Su uso se instaló a principios del siglo XX por la llamada gripe española de principios del siglo XX y una de las mayores pruebas del hábito de cubrirse la boca en público en la cultura japonesa fue la epidemia del Síndrome Respiratorio Agudo Severo (SARS, por sus siglas en inglés), que golpeó el sudeste asiático en 2003. En Japón no hubo víctimas, a diferencia del resto de la región. Para los expertos, la mascarilla actúa como una barrera física, pero sobre todo como un recordatorio de que aún tenemos que tener cuidado unos de otros, de enfermarse o de enfermar al resto.
–Gracias a Dios hasta el momento para nosotros las mascarillas han funcionado. En mi casa somos cinco personas y ninguna se ha enfermado. Yo reparto el material a las chicas que me colaboran, la tela, todo, y marcamos y cortamos juntas las piezas. Luego cada una cose las suyas –cuenta Ximena Reyes desde su casa en Puente Alto, quien tuvo convertido el living de su casa en taller hasta que se apoderó del dormitorio de su hijo mayor, que ahora está en la escuela de suboficiales del Ejército, muy lejos de Santiago.
Cuenta que el hijo del medio es el que la ayuda cuando la ve afligida con tanto pedido. “Me colabora ayudándome a darlas vuelta. Demoro entre 5 y 10 minutos por coser cada unidad. En un día hago unas cincuenta, más cocinar, hacer aseo y ayudar a los niños con la tareas, no es mal número”.
Admira las mascarillas que incorporan diseño. “Tachas, brillos, adornos. Vi en la tele que la señora del futbolista Pinilla hacía unas todas fashion, que vendía en 8 lucas o más, pero lo mío, más que el lujo, es la seguridad. Que sean simples y útiles. Que protejan del contagio”.

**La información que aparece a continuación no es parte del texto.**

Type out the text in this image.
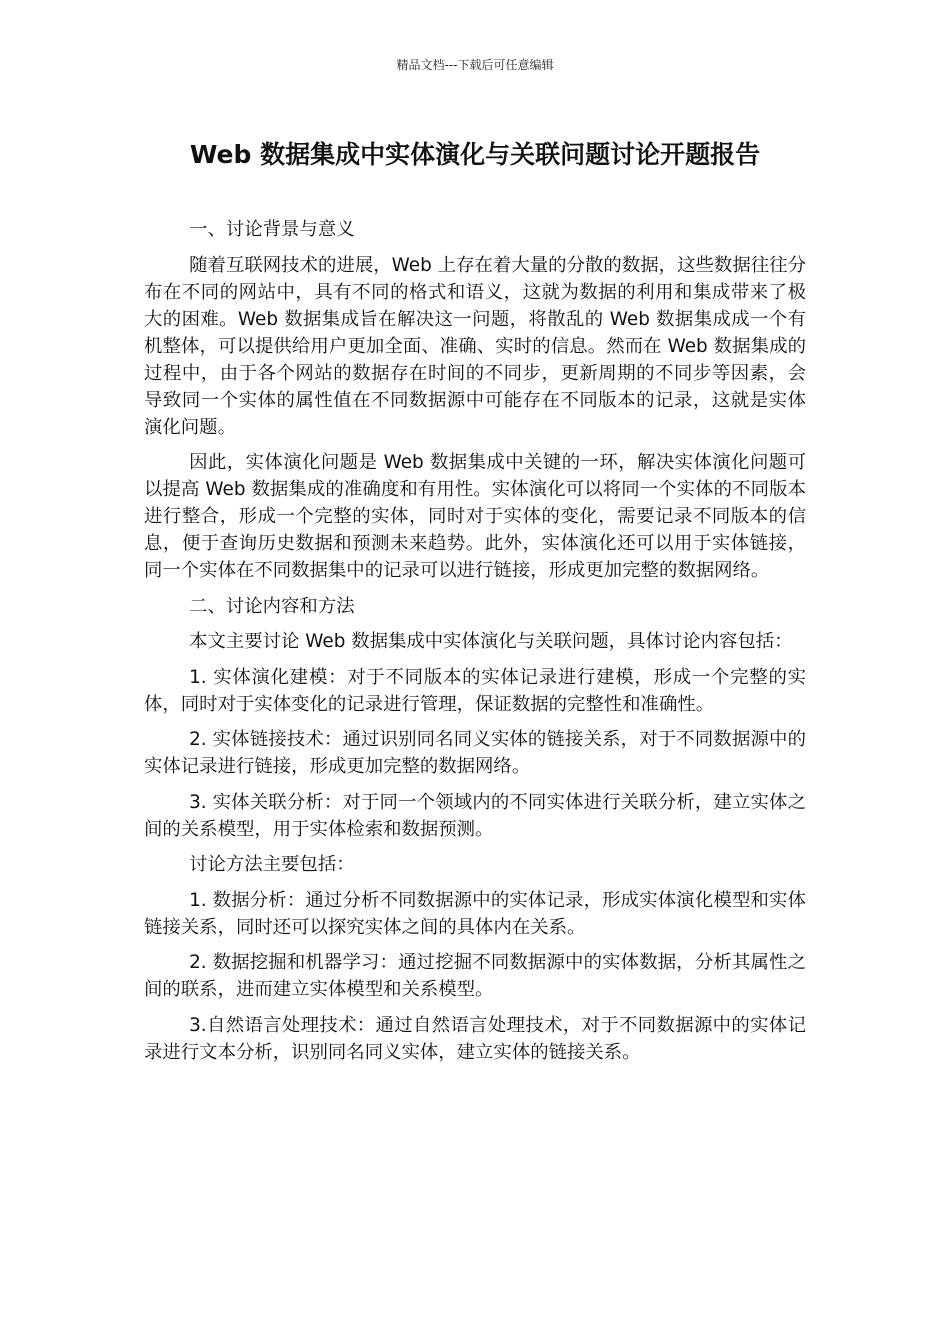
精品文档---下载后可任意编辑
Web 数据集成中实体演化与关联问题讨论开题报告

一、讨论背景与意义

随着互联网技术的进展，Web 上存在着大量的分散的数据，这些数据往往分布在不同的网站中，具有不同的格式和语义，这就为数据的利用和集成带来了极大的困难。Web 数据集成旨在解决这一问题，将散乱的 Web 数据集成成一个有机整体，可以提供给用户更加全面、准确、实时的信息。然而在 Web 数据集成的过程中，由于各个网站的数据存在时间的不同步，更新周期的不同步等因素，会导致同一个实体的属性值在不同数据源中可能存在不同版本的记录，这就是实体演化问题。

因此，实体演化问题是 Web 数据集成中关键的一环，解决实体演化问题可以提高 Web 数据集成的准确度和有用性。实体演化可以将同一个实体的不同版本进行整合，形成一个完整的实体，同时对于实体的变化，需要记录不同版本的信息，便于查询历史数据和预测未来趋势。此外，实体演化还可以用于实体链接，同一个实体在不同数据集中的记录可以进行链接，形成更加完整的数据网络。

二、讨论内容和方法

本文主要讨论 Web 数据集成中实体演化与关联问题，具体讨论内容包括：

1. 实体演化建模：对于不同版本的实体记录进行建模，形成一个完整的实体，同时对于实体变化的记录进行管理，保证数据的完整性和准确性。

2. 实体链接技术：通过识别同名同义实体的链接关系，对于不同数据源中的实体记录进行链接，形成更加完整的数据网络。

3. 实体关联分析：对于同一个领域内的不同实体进行关联分析，建立实体之间的关系模型，用于实体检索和数据预测。

讨论方法主要包括：

1. 数据分析：通过分析不同数据源中的实体记录，形成实体演化模型和实体链接关系，同时还可以探究实体之间的具体内在关系。

2. 数据挖掘和机器学习：通过挖掘不同数据源中的实体数据，分析其属性之间的联系，进而建立实体模型和关系模型。

3.自然语言处理技术：通过自然语言处理技术，对于不同数据源中的实体记录进行文本分析，识别同名同义实体，建立实体的链接关系。
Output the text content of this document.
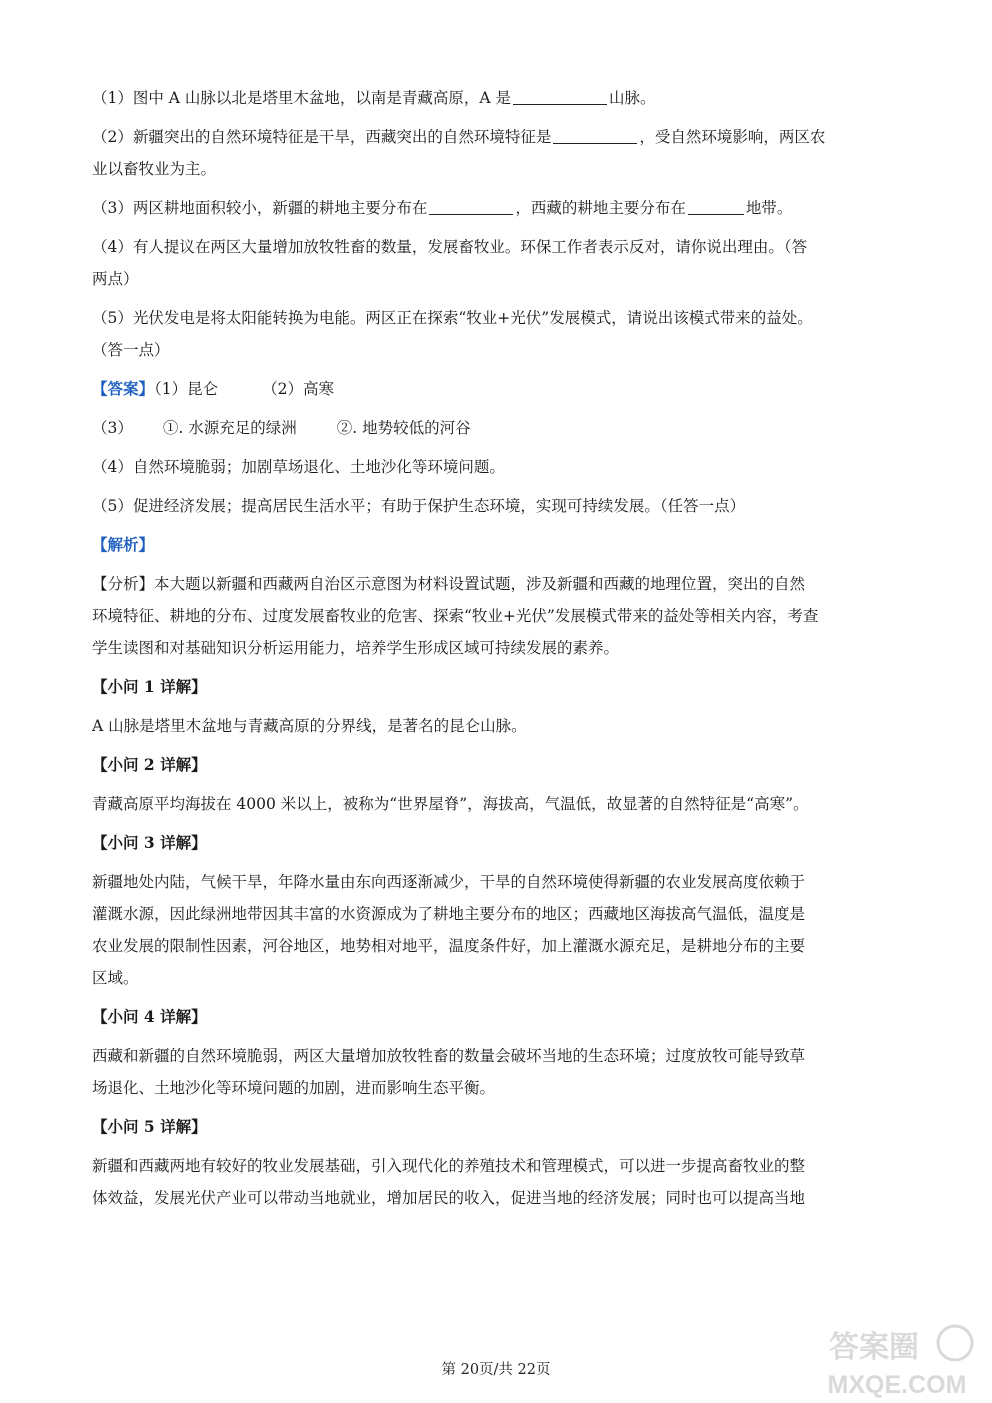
（1）图中 A 山脉以北是塔里木盆地，以南是青藏高原，A 是	山脉。
（2）新疆突出的自然环境特征是干旱，西藏突出的自然环境特征是	，受自然环境影响，两区农
业以畜牧业为主。
（3）两区耕地面积较小，新疆的耕地主要分布在	，西藏的耕地主要分布在	地带。
（4）有人提议在两区大量增加放牧牲畜的数量，发展畜牧业。环保工作者表示反对，请你说出理由。（答
两点）
（5）光伏发电是将太阳能转换为电能。两区正在探索“牧业+光伏”发展模式，请说出该模式带来的益处。
（答一点）
【答案】（1）昆仑	（2）高寒
（3） ①. 水源充足的绿洲	②. 地势较低的河谷
（4）自然环境脆弱；加剧草场退化、土地沙化等环境问题。
（5）促进经济发展；提高居民生活水平；有助于保护生态环境，实现可持续发展。（任答一点）
【解析】
【分析】本大题以新疆和西藏两自治区示意图为材料设置试题，涉及新疆和西藏的地理位置，突出的自然
环境特征、耕地的分布、过度发展畜牧业的危害、探索“牧业+光伏”发展模式带来的益处等相关内容，考查
学生读图和对基础知识分析运用能力，培养学生形成区域可持续发展的素养。
【小问 1 详解】
A 山脉是塔里木盆地与青藏高原的分界线，是著名的昆仑山脉。
【小问 2 详解】
青藏高原平均海拔在 4000 米以上，被称为“世界屋脊”，海拔高，气温低，故显著的自然特征是“高寒”。
【小问 3 详解】
新疆地处内陆，气候干旱，年降水量由东向西逐渐减少，干旱的自然环境使得新疆的农业发展高度依赖于
灌溉水源，因此绿洲地带因其丰富的水资源成为了耕地主要分布的地区；西藏地区海拔高气温低，温度是
农业发展的限制性因素，河谷地区，地势相对地平，温度条件好，加上灌溉水源充足，是耕地分布的主要
区域。
【小问 4 详解】
西藏和新疆的自然环境脆弱，两区大量增加放牧牲畜的数量会破坏当地的生态环境；过度放牧可能导致草
场退化、土地沙化等环境问题的加剧，进而影响生态平衡。
【小问 5 详解】
新疆和西藏两地有较好的牧业发展基础，引入现代化的养殖技术和管理模式，可以进一步提高畜牧业的整
体效益，发展光伏产业可以带动当地就业，增加居民的收入，促进当地的经济发展；同时也可以提高当地
第 20页/共 22页
答案圈
MXQE.COM
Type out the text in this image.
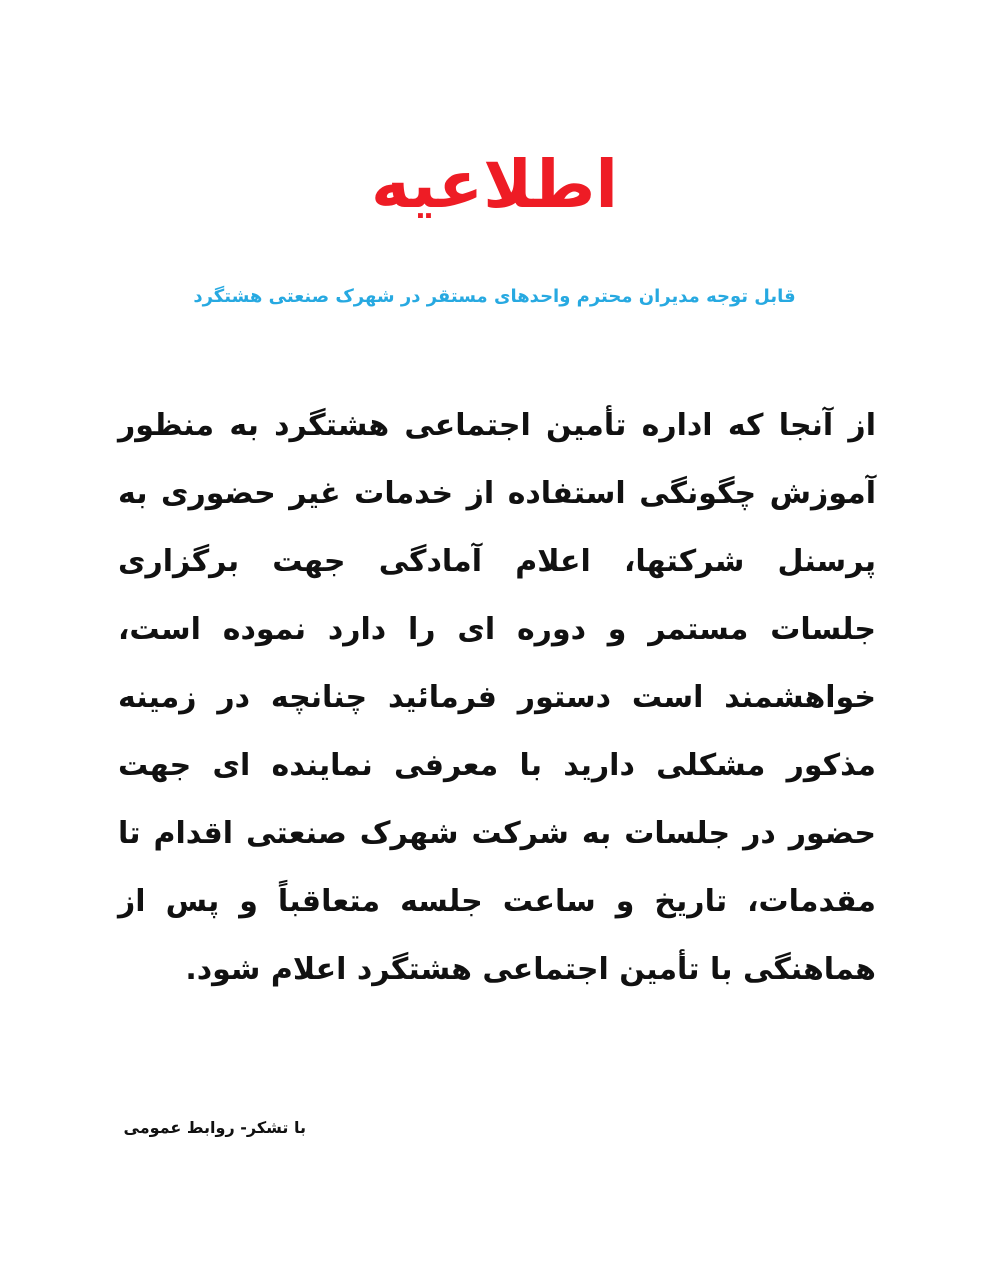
اطلاعیه

قابل توجه مدیران محترم واحدهای مستقر در شهرک صنعتی هشتگرد

از آنجا که اداره تأمین اجتماعی هشتگرد به منظور آموزش چگونگی استفاده از خدمات غیر حضوری به پرسنل شرکتها، اعلام آمادگی جهت برگزاری جلسات مستمر و دوره ای را دارد نموده است، خواهشمند است دستور فرمائید چنانچه در زمینه مذکور مشکلی دارید با معرفی نماینده ای جهت حضور در جلسات به شرکت شهرک صنعتی اقدام تا مقدمات، تاریخ و ساعت جلسه متعاقباً و پس از هماهنگی با تأمین اجتماعی هشتگرد اعلام شود.

با تشکر- روابط عمومی
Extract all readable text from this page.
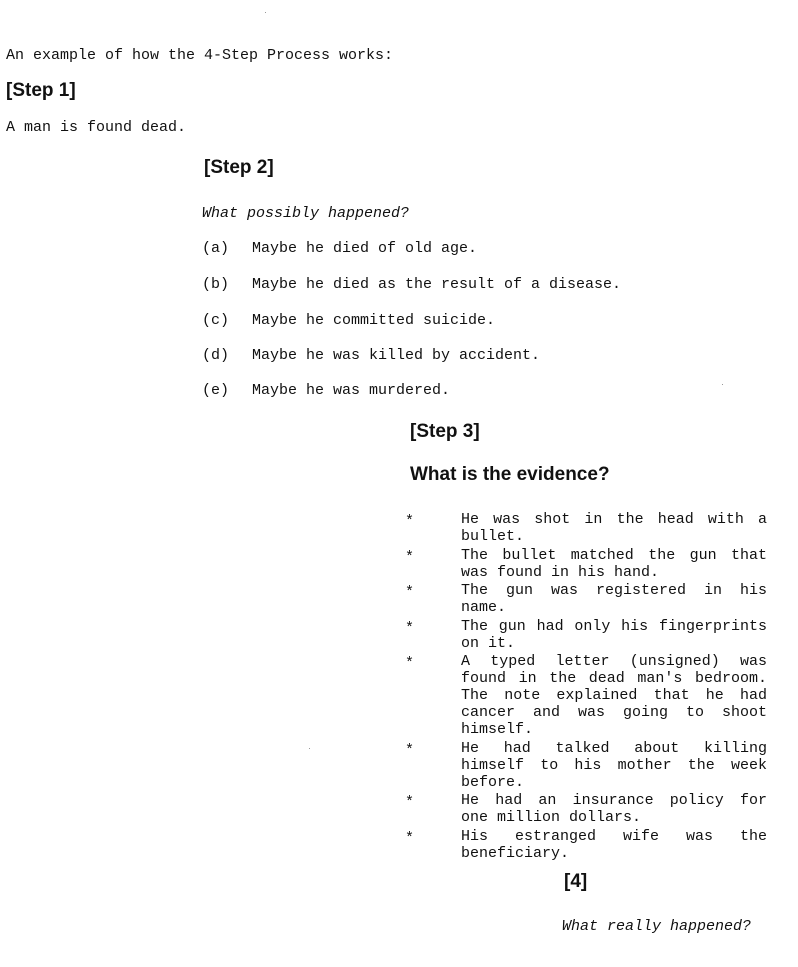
An example of how the 4-Step Process works:
[Step 1]
A man is found dead.
[Step 2]
What possibly happened?
(a) Maybe he died of old age.
(b) Maybe he died as the result of a disease.
(c) Maybe he committed suicide.
(d) Maybe he was killed by accident.
(e) Maybe he was murdered.
[Step 3]
What is the evidence?
*	He was shot in the head with a bullet.
*	The bullet matched the gun that was found in his hand.
*	The gun was registered in his name.
*	The gun had only his fingerprints on it.
*	A typed letter (unsigned) was found in the dead man's bedroom. The note explained that he had cancer and was going to shoot himself.
*	He had talked about killing himself to his mother the week before.
*	He had an insurance policy for one million dollars.
*	His estranged wife was the beneficiary.
[4]
What really happened?
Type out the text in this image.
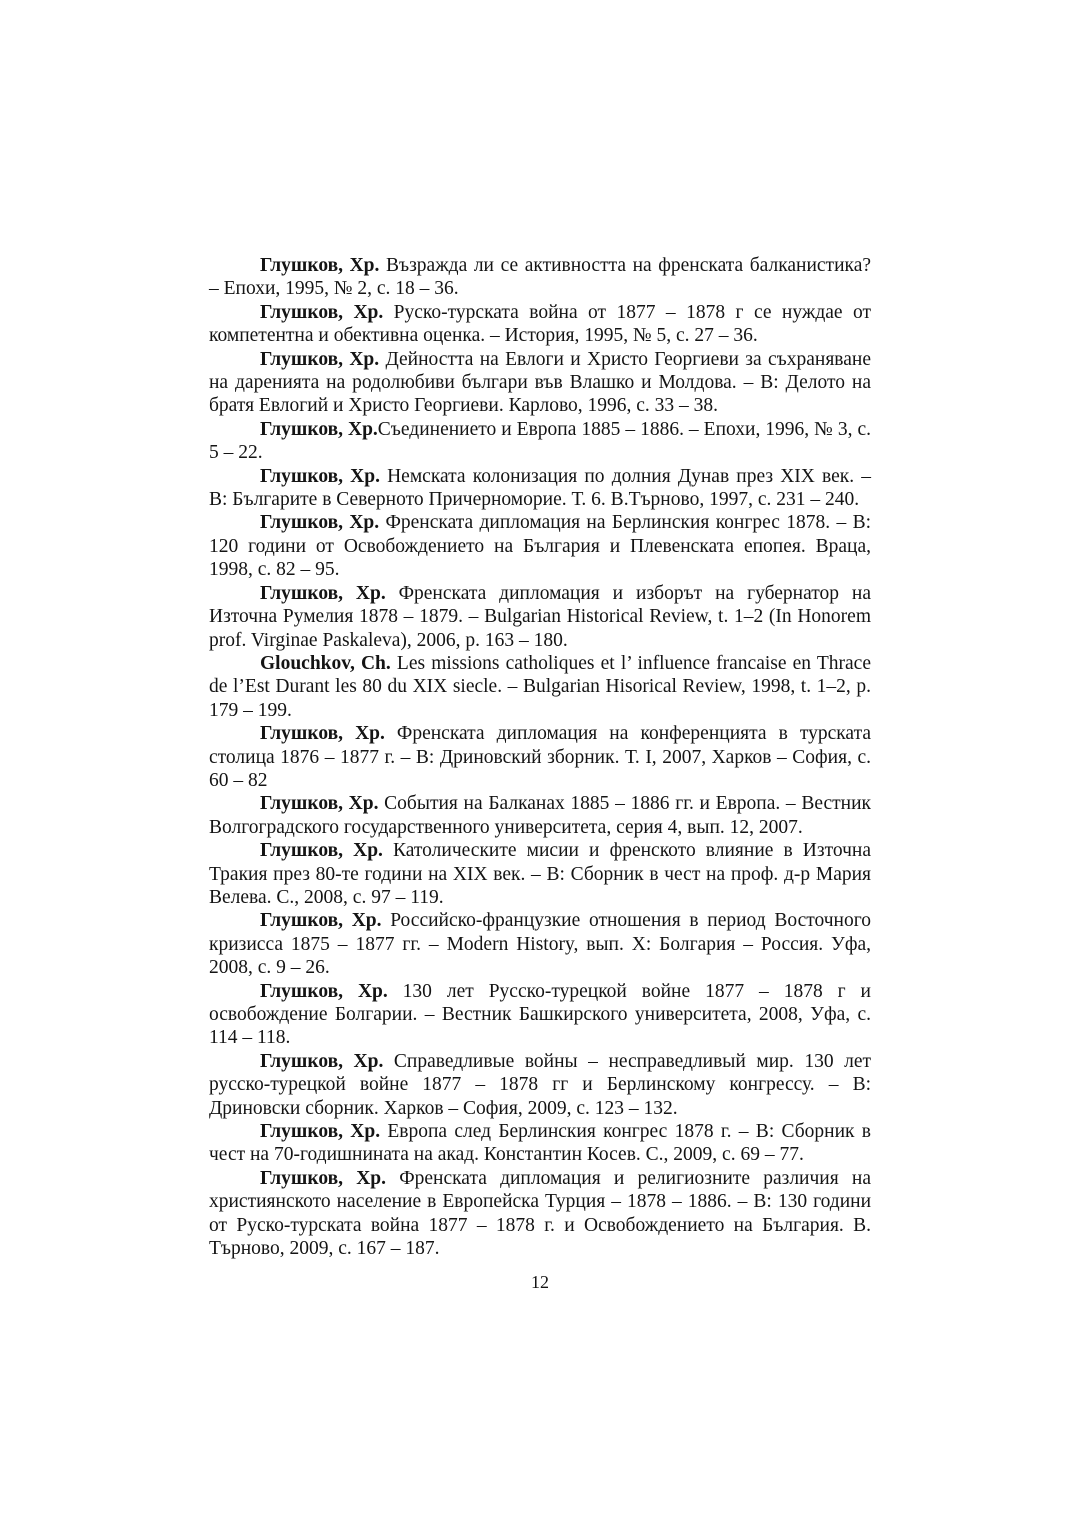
Глушков, Хр. Възражда ли се активността на френската балканистика? – Епохи, 1995, № 2, с. 18 – 36.

Глушков, Хр. Руско-турската война от 1877 – 1878 г се нуждае от компетентна и обективна оценка. – История, 1995, № 5, с. 27 – 36.

Глушков, Хр. Дейността на Евлоги и Христо Георгиеви за съхраняване на даренията на родолюбиви българи във Влашко и Молдова. – В: Делото на братя Евлогий и Христо Георгиеви. Карлово, 1996, с. 33 – 38.

Глушков, Хр.Съединението и Европа 1885 – 1886. – Епохи, 1996, № 3, с. 5 – 22.

Глушков, Хр. Немската колонизация по долния Дунав през XIX век. – В: Българите в Северното Причерноморие. Т. 6. В.Търново, 1997, с. 231 – 240.

Глушков, Хр. Френската дипломация на Берлинския конгрес 1878. – В: 120 години от Освобождението на България и Плевенската епопея. Враца, 1998, с. 82 – 95.

Глушков, Хр. Френската дипломация и изборът на губернатор на Източна Румелия 1878 – 1879. – Bulgarian Historical Review, t. 1–2 (In Honorem prof. Virginae Paskaleva), 2006, p. 163 – 180.

Glouchkov, Ch. Les missions catholiques et l’ influence francaise en Thrace de l’Est Durant les 80 du XIX siecle. – Bulgarian Hisorical Review, 1998, t. 1–2, p. 179 – 199.

Глушков, Хр. Френската дипломация на конференцията в турската столица 1876 – 1877 г. – В: Дриновский зборник. Т. І, 2007, Харков – София, с. 60 – 82

Глушков, Хр. События на Балканах 1885 – 1886 гг. и Европа. – Вестник Волгоградского государственного университета, серия 4, вып. 12, 2007.

Глушков, Хр. Католическите мисии и френското влияние в Източна Тракия през 80-те години на XIX век. – В: Сборник в чест на проф. д-р Мария Велева. С., 2008, с. 97 – 119.

Глушков, Хр. Российско-французкие отношения в период Восточного кризисса 1875 – 1877 гг. – Modern History, вып. X: Болгария – Россия. Уфа, 2008, с. 9 – 26.

Глушков, Хр. 130 лет Русско-турецкой войне 1877 – 1878 г и освобождение Болгарии. – Вестник Башкирского университета, 2008, Уфа, с. 114 – 118.

Глушков, Хр. Справедливые войны – несправедливый мир. 130 лет русско-турецкой войне 1877 – 1878 гг и Берлинскому конгрессу. – В: Дриновски сборник. Харков – София, 2009, с. 123 – 132.

Глушков, Хр. Европа след Берлинския конгрес 1878 г. – В: Сборник в чест на 70-годишнината на акад. Константин Косев. С., 2009, с. 69 – 77.

Глушков, Хр. Френската дипломация и религиозните различия на християнското население в Европейска Турция – 1878 – 1886. – В: 130 години от Руско-турската война 1877 – 1878 г. и Освобождението на България. В. Търново, 2009, с. 167 – 187.

12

Dice que cuando sale a la calle no deja de impresionarse con el uso de la mascarilla. “Pienso: a lo que llegamos, a no poder vernos las caras, pero comprendo que son necesarias porque no hay otra protección por ahora. Yo uso mis mascarillas, aunque muchas veces sea latero y se me empañen los lentes, pero siento que haciéndolas y usándolas yo misma ayudo a que la gente esté sana, no enferme. Y me cuesta expresar la alegría que significa tener un trabajo, estar obteniendo ingresos, ayudar a que mis amigas también ganen y haberles dado este uso a mi máquina de coser y a mis conocimientos de costura”, concluye Ximena, fabricante por estos días de mascarillas que llevan impresas palabras como solidaridad, justicia y equidad.